WHEN I was 15, my mum and I saw something strange in the night sky.
Driving along Port Rd, we both clearly saw a white pulsing light hovering over Wellington Harbour.
As the car slammed to a stop against the kerb, however, our perspective on the light changed.
Just like that, what had surely been the interstellar chariot of pan-dimensional alien explorers resolved into the Air NZ 9 o’clock from Rotorua making its descent into Wellington Airport.
Bummer.
In my defence, this was at the height of X-Files mania to which I was particularly and happily susceptible, but still, it was an eye opener.
One minute the truth was out there in front of our eyes, the next we were just a couple of rubes on the side of the road gawping at the pretty lights.
Maybe it’s the same perspective change the UK’s Royal Air Force experienced before deciding to shut down its 50-year-old, toll-free UFO hotline this week?
It’s the end of an era for British UFO spotters, who took the hot line’s very existence as proof that something was “going on”.
As recently as January, the Telegraph, a normally sedate UK newspaper, reported the RAF were under orders to shoot down UFO’s when they came across them.
Nice one, Biggles. Way to roll out the intergalactic welcome mat.
The Telegraph got its story directly from Nick Pope, the UK’s top UFO expert and former civil servant. Nick worked on the Ministry of Defence’s UFO desk for three years.
The X-Files ran for longer, but Nick had three years paid for by the British tax payer, manning the big red Alien Attack phone.
Because, yes, the Ministry of Defence of the United Kingdom had a whole UFO desk, to go with the phone line and e-mail account.
But that was in the old days when everyone, including the British Government it seems, wanted to believe.
As any well-versed UFO nut knows, the Brits have had a singular relationship with unexplained aerial phenomena.
From crop circles – variously described as the product of alien landing patterns, messages from other dimensions and a couple of drunk blokes on a lark after a night at the pub – to alien abductions, there’s a group in the UK catering to your particular area of interest.
I once spent a day with a group of UFO investigators at an airfield in Duxford in Lincolnshire, pouring over blurry photographs of fuzzy lights in the sky, learning to tell the difference between “cigar-shaped mother ships” and “flashing ball scouts”.
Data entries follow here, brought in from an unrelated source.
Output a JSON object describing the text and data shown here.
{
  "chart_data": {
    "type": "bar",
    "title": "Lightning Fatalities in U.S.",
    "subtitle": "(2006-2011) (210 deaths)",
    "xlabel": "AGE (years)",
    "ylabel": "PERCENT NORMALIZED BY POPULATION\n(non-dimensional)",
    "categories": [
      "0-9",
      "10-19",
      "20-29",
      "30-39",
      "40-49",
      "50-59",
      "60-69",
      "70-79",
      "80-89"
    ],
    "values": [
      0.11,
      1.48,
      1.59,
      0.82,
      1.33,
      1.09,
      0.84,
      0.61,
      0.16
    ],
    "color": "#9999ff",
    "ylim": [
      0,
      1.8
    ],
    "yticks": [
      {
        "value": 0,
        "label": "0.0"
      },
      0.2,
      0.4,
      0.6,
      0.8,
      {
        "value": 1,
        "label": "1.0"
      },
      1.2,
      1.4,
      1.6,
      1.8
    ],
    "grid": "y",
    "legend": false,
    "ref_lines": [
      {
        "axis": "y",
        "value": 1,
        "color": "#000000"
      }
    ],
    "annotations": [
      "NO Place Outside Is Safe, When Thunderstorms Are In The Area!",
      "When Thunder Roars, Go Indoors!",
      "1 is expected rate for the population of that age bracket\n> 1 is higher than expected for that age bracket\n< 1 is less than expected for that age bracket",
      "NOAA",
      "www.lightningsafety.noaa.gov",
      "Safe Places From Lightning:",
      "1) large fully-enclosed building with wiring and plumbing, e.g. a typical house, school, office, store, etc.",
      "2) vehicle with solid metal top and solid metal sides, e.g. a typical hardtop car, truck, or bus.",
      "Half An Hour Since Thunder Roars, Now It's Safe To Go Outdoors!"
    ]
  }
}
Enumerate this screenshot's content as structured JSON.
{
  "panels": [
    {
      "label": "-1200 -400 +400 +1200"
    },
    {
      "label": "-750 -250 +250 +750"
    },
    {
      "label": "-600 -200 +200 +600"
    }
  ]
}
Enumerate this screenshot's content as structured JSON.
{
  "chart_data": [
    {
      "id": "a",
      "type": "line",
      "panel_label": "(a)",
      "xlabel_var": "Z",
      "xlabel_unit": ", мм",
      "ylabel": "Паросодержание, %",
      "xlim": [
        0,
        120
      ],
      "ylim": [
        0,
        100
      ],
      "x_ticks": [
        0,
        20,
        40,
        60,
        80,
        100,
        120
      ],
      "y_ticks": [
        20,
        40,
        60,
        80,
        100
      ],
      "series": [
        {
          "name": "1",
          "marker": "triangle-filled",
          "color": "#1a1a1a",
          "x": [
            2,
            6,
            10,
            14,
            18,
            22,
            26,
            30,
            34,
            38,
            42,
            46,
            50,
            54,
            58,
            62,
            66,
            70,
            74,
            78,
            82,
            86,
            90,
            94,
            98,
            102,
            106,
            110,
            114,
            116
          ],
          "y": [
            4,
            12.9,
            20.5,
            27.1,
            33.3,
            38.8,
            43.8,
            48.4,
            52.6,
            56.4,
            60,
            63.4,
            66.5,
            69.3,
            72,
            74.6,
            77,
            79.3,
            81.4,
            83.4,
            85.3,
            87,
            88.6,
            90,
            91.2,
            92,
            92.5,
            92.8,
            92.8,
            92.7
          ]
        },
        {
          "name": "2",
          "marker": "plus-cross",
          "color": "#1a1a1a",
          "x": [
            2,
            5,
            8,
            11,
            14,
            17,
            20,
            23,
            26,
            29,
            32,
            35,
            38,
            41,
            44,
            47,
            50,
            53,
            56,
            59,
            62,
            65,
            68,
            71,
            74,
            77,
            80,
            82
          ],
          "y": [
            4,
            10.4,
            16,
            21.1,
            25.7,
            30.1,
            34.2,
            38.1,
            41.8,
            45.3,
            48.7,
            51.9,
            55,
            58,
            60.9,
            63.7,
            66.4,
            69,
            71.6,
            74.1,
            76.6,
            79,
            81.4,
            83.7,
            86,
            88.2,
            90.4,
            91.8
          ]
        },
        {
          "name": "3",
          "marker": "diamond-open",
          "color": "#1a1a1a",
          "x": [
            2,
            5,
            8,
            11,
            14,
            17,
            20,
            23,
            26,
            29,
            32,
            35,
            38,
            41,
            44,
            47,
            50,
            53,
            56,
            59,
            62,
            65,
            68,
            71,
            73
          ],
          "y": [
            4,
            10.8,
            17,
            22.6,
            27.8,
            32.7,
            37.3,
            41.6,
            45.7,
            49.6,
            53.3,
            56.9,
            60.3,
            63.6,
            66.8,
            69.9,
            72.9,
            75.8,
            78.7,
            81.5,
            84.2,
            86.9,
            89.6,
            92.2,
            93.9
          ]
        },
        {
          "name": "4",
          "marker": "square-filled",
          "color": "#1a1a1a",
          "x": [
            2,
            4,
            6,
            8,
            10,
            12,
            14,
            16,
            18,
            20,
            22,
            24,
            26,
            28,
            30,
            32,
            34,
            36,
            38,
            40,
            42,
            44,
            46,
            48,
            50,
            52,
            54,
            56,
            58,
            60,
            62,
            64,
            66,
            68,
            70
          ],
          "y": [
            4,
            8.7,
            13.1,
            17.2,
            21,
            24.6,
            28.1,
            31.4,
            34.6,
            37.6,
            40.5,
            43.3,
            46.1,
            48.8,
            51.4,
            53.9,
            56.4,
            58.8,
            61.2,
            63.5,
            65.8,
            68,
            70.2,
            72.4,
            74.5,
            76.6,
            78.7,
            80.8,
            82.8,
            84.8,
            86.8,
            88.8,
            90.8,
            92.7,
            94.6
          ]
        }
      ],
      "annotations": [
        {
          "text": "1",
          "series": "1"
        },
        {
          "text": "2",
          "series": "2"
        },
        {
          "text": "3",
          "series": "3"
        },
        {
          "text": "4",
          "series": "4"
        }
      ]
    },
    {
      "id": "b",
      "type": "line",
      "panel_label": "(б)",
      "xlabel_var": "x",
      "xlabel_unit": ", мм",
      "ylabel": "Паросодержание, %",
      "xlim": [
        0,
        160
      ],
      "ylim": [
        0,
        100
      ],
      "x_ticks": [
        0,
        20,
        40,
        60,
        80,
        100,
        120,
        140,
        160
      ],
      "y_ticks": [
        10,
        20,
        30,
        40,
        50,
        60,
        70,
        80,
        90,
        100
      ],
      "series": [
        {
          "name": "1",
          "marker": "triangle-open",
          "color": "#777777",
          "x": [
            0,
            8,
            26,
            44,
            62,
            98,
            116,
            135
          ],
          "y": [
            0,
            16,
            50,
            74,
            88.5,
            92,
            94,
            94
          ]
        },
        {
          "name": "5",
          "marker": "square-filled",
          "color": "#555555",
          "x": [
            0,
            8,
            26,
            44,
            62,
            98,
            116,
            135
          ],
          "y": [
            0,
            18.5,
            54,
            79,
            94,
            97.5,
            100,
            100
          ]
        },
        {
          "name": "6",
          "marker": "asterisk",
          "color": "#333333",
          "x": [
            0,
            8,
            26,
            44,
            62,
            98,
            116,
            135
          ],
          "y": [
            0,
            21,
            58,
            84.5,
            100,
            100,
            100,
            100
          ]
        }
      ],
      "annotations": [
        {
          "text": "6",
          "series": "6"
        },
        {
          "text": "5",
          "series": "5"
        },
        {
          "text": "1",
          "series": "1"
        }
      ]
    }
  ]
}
Like I said, happily susceptible.
But this year UFOinfo.com prefaced their list of 582 UFO sightings in the UK with a warning about products from a company called UFO Balloons (guess what they sell) messing with their figures.
It is probably important to also note the majority of the sightings seem tohave happened in the wee small hours of January 1, when I think we can all agree the good people of the UK are perhaps not at their most clear-headed.
Back home, UFOinfo.com has only 10 sightings in New Zealand this year so far. That’s six down on last year’s figures.
Clearly, we’re not watching the skies enough.
“Flashing Ball Scouts” over Wellington aside, seems like the idea that aliens are coming, are here or are even on their way doesn’t have the pop culture cache it had back when Fox “Spooky” Mulder was on your freaky sky watching side too.
If you see something unexplained in the night sky, contact UFOCUS and fill out one of their sighting report forms. Just make sure it’s not the Air NZ 9 o’clock from Rotorua.